Participation: 25% (2.5% each “quick write” in class activities)

Weekly Assignments: 25% (2.5% each, best 10 out of 11 for weeks 2-12)

Midterm Exam: 25%

Final Exam: 25% 


Lecture date


September 13, 2023

Basic statistics, measures of central tendency, data types

September 20, 2023

Population statistics, standard deviation, variance, z-distribution

September 27, 2023

Sample statistics, standard error, t-distribution

October 4, 2023

Hypothesis Testing

October 11, 2023

Analysis of variance

October 18, 2023

Power, sample, size, and Introduction to AI assisted coding in R

October 25, 2023

Pre-post studies and test accuracy

November 1, 2023

Linear regression

November 8, 2023

Logistic regression

November 15, 2023

Survival analysis

November 22, 2023

Matched analysis

November 29, 2023

Repeated measurements

December 9, 2023

Final exam

Required materials

R version 4.2.3

R Core Team (2022). R: A Language and Environment for Statistical Computing. R Foundation for Statistical Computing, Vienna, Austria.

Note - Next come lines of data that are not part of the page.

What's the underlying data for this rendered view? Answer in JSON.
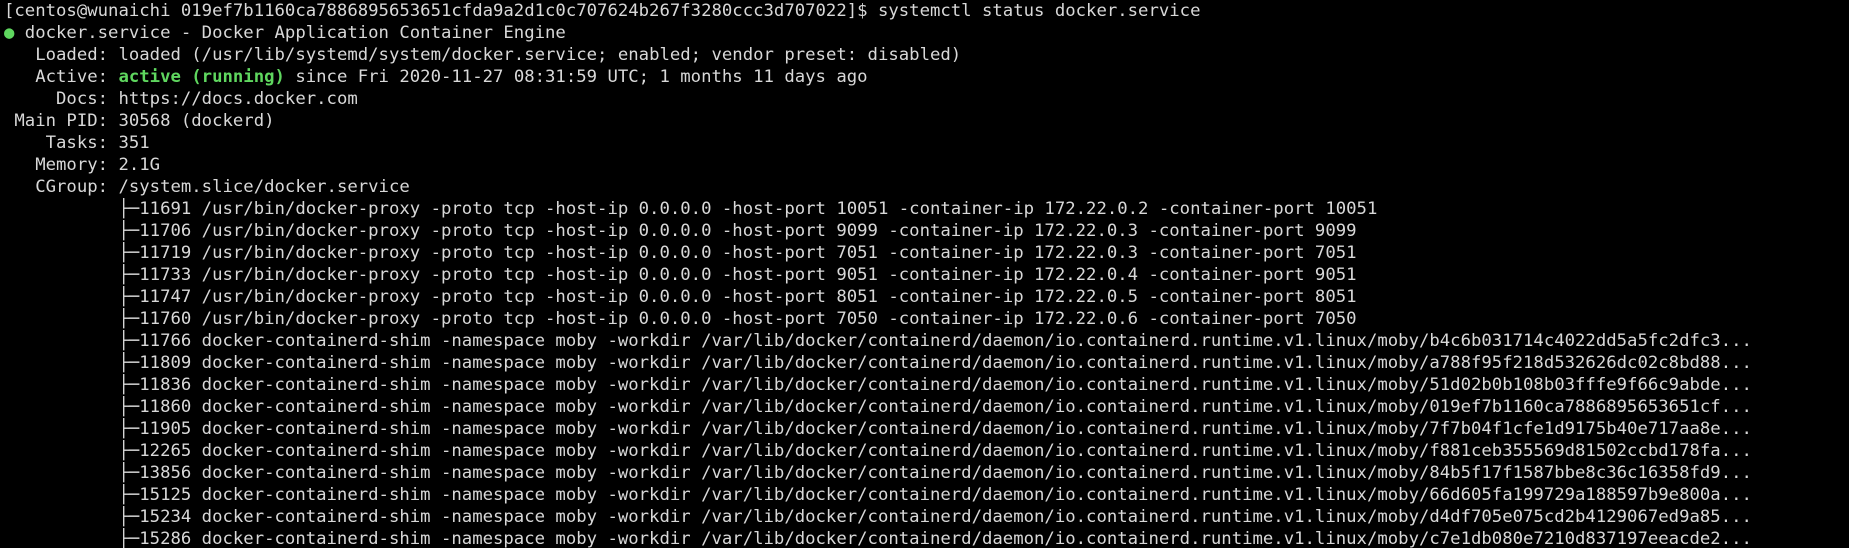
{
  "terminal": {
    "prompt": "[centos@wunaichi 019ef7b1160ca7886895653651cfda9a2d1c0c707624b267f3280ccc3d707022]$ systemctl status docker.service",
    "status_dot": "●",
    "unit_line": " docker.service - Docker Application Container Engine",
    "loaded_label": "   Loaded: ",
    "loaded_value": "loaded (/usr/lib/systemd/system/docker.service; enabled; vendor preset: disabled)",
    "active_label": "   Active: ",
    "active_state": "active (running)",
    "active_since": " since Fri 2020-11-27 08:31:59 UTC; 1 months 11 days ago",
    "docs_label": "     Docs: ",
    "docs_value": "https://docs.docker.com",
    "mainpid_label": " Main PID: ",
    "mainpid_value": "30568 (dockerd)",
    "tasks_label": "    Tasks: ",
    "tasks_value": "351",
    "memory_label": "   Memory: ",
    "memory_value": "2.1G",
    "cgroup_label": "   CGroup: ",
    "cgroup_value": "/system.slice/docker.service",
    "cgroup_processes": [
      "           ├─11691 /usr/bin/docker-proxy -proto tcp -host-ip 0.0.0.0 -host-port 10051 -container-ip 172.22.0.2 -container-port 10051",
      "           ├─11706 /usr/bin/docker-proxy -proto tcp -host-ip 0.0.0.0 -host-port 9099 -container-ip 172.22.0.3 -container-port 9099",
      "           ├─11719 /usr/bin/docker-proxy -proto tcp -host-ip 0.0.0.0 -host-port 7051 -container-ip 172.22.0.3 -container-port 7051",
      "           ├─11733 /usr/bin/docker-proxy -proto tcp -host-ip 0.0.0.0 -host-port 9051 -container-ip 172.22.0.4 -container-port 9051",
      "           ├─11747 /usr/bin/docker-proxy -proto tcp -host-ip 0.0.0.0 -host-port 8051 -container-ip 172.22.0.5 -container-port 8051",
      "           ├─11760 /usr/bin/docker-proxy -proto tcp -host-ip 0.0.0.0 -host-port 7050 -container-ip 172.22.0.6 -container-port 7050",
      "           ├─11766 docker-containerd-shim -namespace moby -workdir /var/lib/docker/containerd/daemon/io.containerd.runtime.v1.linux/moby/b4c6b031714c4022dd5a5fc2dfc3...",
      "           ├─11809 docker-containerd-shim -namespace moby -workdir /var/lib/docker/containerd/daemon/io.containerd.runtime.v1.linux/moby/a788f95f218d532626dc02c8bd88...",
      "           ├─11836 docker-containerd-shim -namespace moby -workdir /var/lib/docker/containerd/daemon/io.containerd.runtime.v1.linux/moby/51d02b0b108b03fffe9f66c9abde...",
      "           ├─11860 docker-containerd-shim -namespace moby -workdir /var/lib/docker/containerd/daemon/io.containerd.runtime.v1.linux/moby/019ef7b1160ca7886895653651cf...",
      "           ├─11905 docker-containerd-shim -namespace moby -workdir /var/lib/docker/containerd/daemon/io.containerd.runtime.v1.linux/moby/7f7b04f1cfe1d9175b40e717aa8e...",
      "           ├─12265 docker-containerd-shim -namespace moby -workdir /var/lib/docker/containerd/daemon/io.containerd.runtime.v1.linux/moby/f881ceb355569d81502ccbd178fa...",
      "           ├─13856 docker-containerd-shim -namespace moby -workdir /var/lib/docker/containerd/daemon/io.containerd.runtime.v1.linux/moby/84b5f17f1587bbe8c36c16358fd9...",
      "           ├─15125 docker-containerd-shim -namespace moby -workdir /var/lib/docker/containerd/daemon/io.containerd.runtime.v1.linux/moby/66d605fa199729a188597b9e800a...",
      "           ├─15234 docker-containerd-shim -namespace moby -workdir /var/lib/docker/containerd/daemon/io.containerd.runtime.v1.linux/moby/d4df705e075cd2b4129067ed9a85...",
      "           ├─15286 docker-containerd-shim -namespace moby -workdir /var/lib/docker/containerd/daemon/io.containerd.runtime.v1.linux/moby/c7e1db080e7210d837197eeacde2..."
    ]
  },
  "colors": {
    "background": "#000000",
    "text": "#d8d8d8",
    "status_green": "#5fd75f"
  }
}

RStudio Team (2020). RStudio: Integrated Development Environment for R. RStudio, PBC, Boston, MA 

OpenAI (2020). GPT-3: Generative Pre-trained Transformer 3. arXiv:2005.14165.

Recommended materials 

OpenAI (2021). GPT-4: Generative Pre-trained Transformer 4. OpenAI. 

Course textbook

Hoffman et al. Basic biostatistics for medical and biomedical practitioners. 2019 

Rosenbaum, P. R. (2010). Design of Observational Studies. Springer Series in Statistics. Springer, New York, NY.

Phillips, N. D. (Year). A Pirate's Guide to R. Publisher.

Course Datasets


Statement on the use of AI

ChatGPT integration: ChatGPT, an AI model by OpenAI, will be used as a supplementary tool to aid in writing code for R.

Mandatory assignments: There will be specific assignments and modules in which you are required to use ChatGPT. You can access ChatGPT using an email address google account, apple account, or Microsoft account.

Optional use: Outside of mandatory assignments, you may choose to use ChatGPT for other work in LMP2004 as you see fit.

Ethical considerations: Any information or data derived from ChatGPT that is used in student work must be appropriately cited.

Critical analysis: You do not recommend you rely solely on ChatGPT without personal input or analysis. You should assess and validate the information from ChatGPT within the context of your work.

You are expected to follow these guidelines while using ChatGPT for the duration of the course.